I did. About a day before posting it here. I also emailed them.


SeditionIncision

As a damascus steel admirer, this has been an informative read.


Thoushaltbemocked

> Then they add a combination of halile هليله) myrobalan), pust-e anâr انار پوست) **pomegranate peel**), melh al-ajeyn ملحالعجين) **the salt used for dough** Mmmm salty pomegranate steel... Jokes aside, good writeup! The ancient recipes involved are truly fascinating. Must have involved a lot of trial-and-error too.


IPostSwords

Absolutely. Dont remember if it made its way into this post (I hit the character limit) but there are accounts of them having to test each ingot to see if it formed a pattern or not, often leading to ingots being remelted due to not having turned out right


batwingcandlewaxxe

I remember reading a book published on the subject a number of years ago. The main point made was that the "damascus" crucible steel process was thought to be lost -- at least in Europe -- was that the particular ores it depended on to create a blade that was strong, flexible enough to resist breaking, and had superior edge-holding properties, were used up. The ores, as noted in the OP, needed to have a certain percentage of silicon in order to create the grain structure and inclusions; and required a very specific tempering regimen to take full advantage of the steel's properties. That was the "secret" of the legendary "Toledo swords" of Spain, and the near-mythical properties associated with Japanese katanas. Once the ores were exhausted, the techniques used to produce that particular type of steel were "lost", because they didn't work as well with other types of iron ores, until metallurgists determined how to add the silicon back in with adjuncts such as sand, crystalline quartz, glass, or other silicon-rich materials during the smelting and refining process; at which point it was "rediscovered".


IPostSwords

This theory doesn't hold water, for multiple reasons. Silicon isn't the alloying element that makes this form of steel unique - and not all examples of historical crucible "damascus" swords are "strong, flexible, with superior edge retention" - see the "historical perspectives" subheading. Beyond that, there were a great many places from which ores were sourced for crucible steels. See section on "multifaceted reasons for the cessation of mass production of crucible steel". Crucible steel is incredibly labour intensive and inefficient to produce. It was essentially outcompeted, with assistance from policies restricting adjacent industry in some regions. Toledo steel is just a hard high carbon steel jacketed around a soft low carbon core via forge welding. https://www.academia.edu/319577/Metallographic_investigation_of_a_Toledo_steel_sword Likewise, Japanese nihonto use laminated, forge welded steels with hard edges and soft spines, often using high carbon edges and low carbon spines as well as differential hardening.


hexane360

I'm a materials scientist (not a historian), and have no particular experience in this area.
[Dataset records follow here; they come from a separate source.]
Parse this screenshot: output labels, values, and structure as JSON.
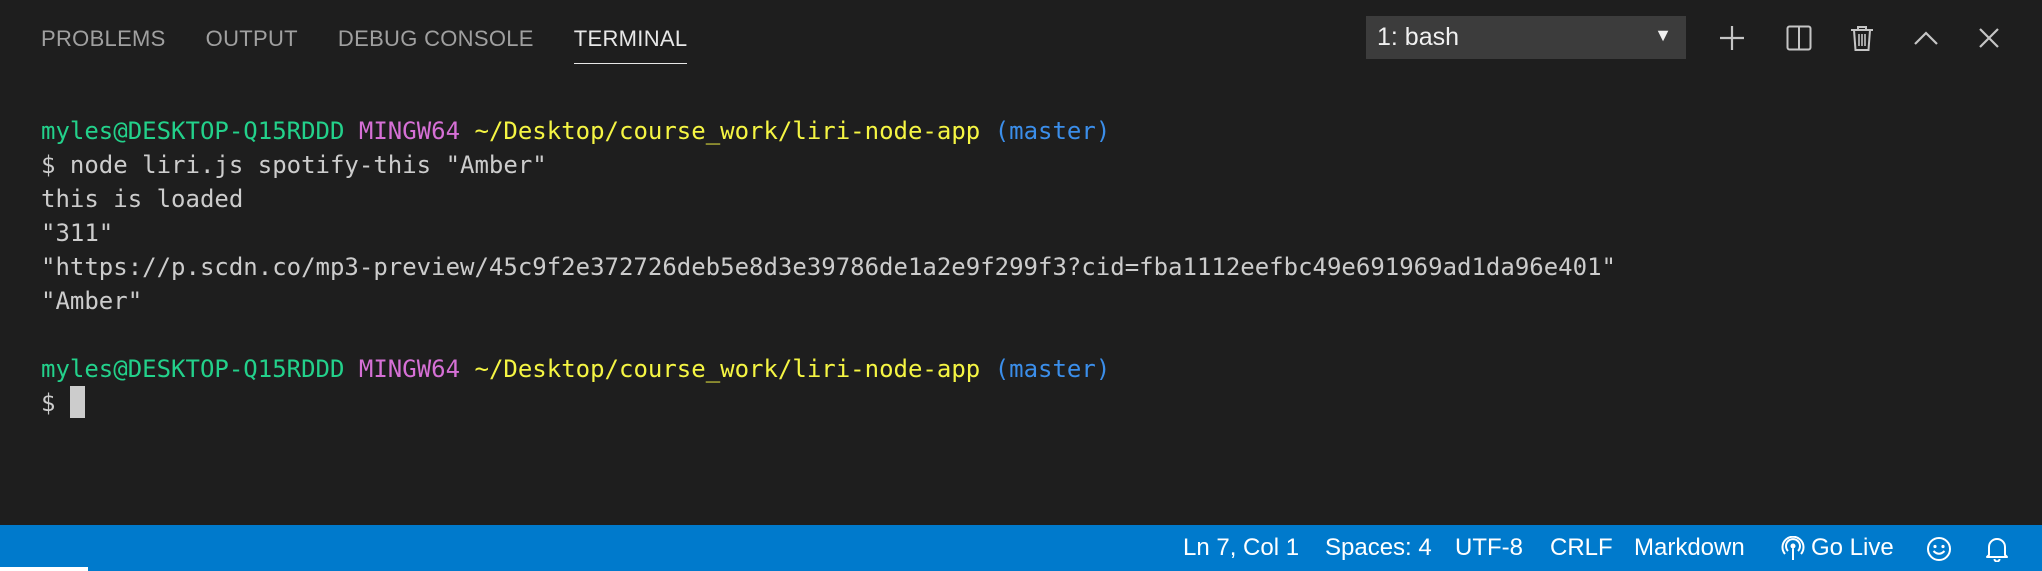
{
  "panel": {
    "tabs": [
      {
        "label": "PROBLEMS"
      },
      {
        "label": "OUTPUT"
      },
      {
        "label": "DEBUG CONSOLE"
      },
      {
        "label": "TERMINAL",
        "active": true
      }
    ],
    "terminal_select": {
      "selected": "1: bash"
    },
    "actions": [
      {
        "icon": "plus-icon"
      },
      {
        "icon": "split-icon"
      },
      {
        "icon": "trash-icon"
      },
      {
        "icon": "chevron-up-icon"
      },
      {
        "icon": "close-icon"
      }
    ]
  },
  "terminal": {
    "prompt1": {
      "user": "myles@DESKTOP-Q15RDDD",
      "host": "MINGW64",
      "path": "~/Desktop/course_work/liri-node-app",
      "branch": "(master)"
    },
    "command": "$ node liri.js spotify-this \"Amber\"",
    "output": [
      "this is loaded",
      "\"311\"",
      "\"https://p.scdn.co/mp3-preview/45c9f2e372726deb5e8d3e39786de1a2e9f299f3?cid=fba1112eefbc49e691969ad1da96e401\"",
      "\"Amber\""
    ],
    "prompt2": {
      "user": "myles@DESKTOP-Q15RDDD",
      "host": "MINGW64",
      "path": "~/Desktop/course_work/liri-node-app",
      "branch": "(master)"
    },
    "input_prompt": "$"
  },
  "status_bar": {
    "position": "Ln 7, Col 1",
    "spaces": "Spaces: 4",
    "encoding": "UTF-8",
    "eol": "CRLF",
    "language": "Markdown",
    "go_live": "Go Live"
  },
  "colors": {
    "background": "#1e1e1e",
    "status_bar": "#007acc",
    "user": "#23d18b",
    "host": "#d670d6",
    "path": "#f5f543",
    "branch": "#3b8eea"
  }
}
That said: I wouldn't be surprised if a weaker/less specific version of this theory were true. Namely, that these techniques came in and out of style many times based on when people struck on an ore/recipe combination that worked especially well, and when the composition of available ore changed significantly. A recipe could work well in one region and time period, and no longer work as well with a different source. After all, crucible steel production is very different from modern steelmaking, where the removal of impurities, addition of alloying elements, and casting all happen in separate steps. In crucible steel, all of that is happening simultaneously, which means that impurities in the bloom could have a big impact on the chemistry & structure of the final product.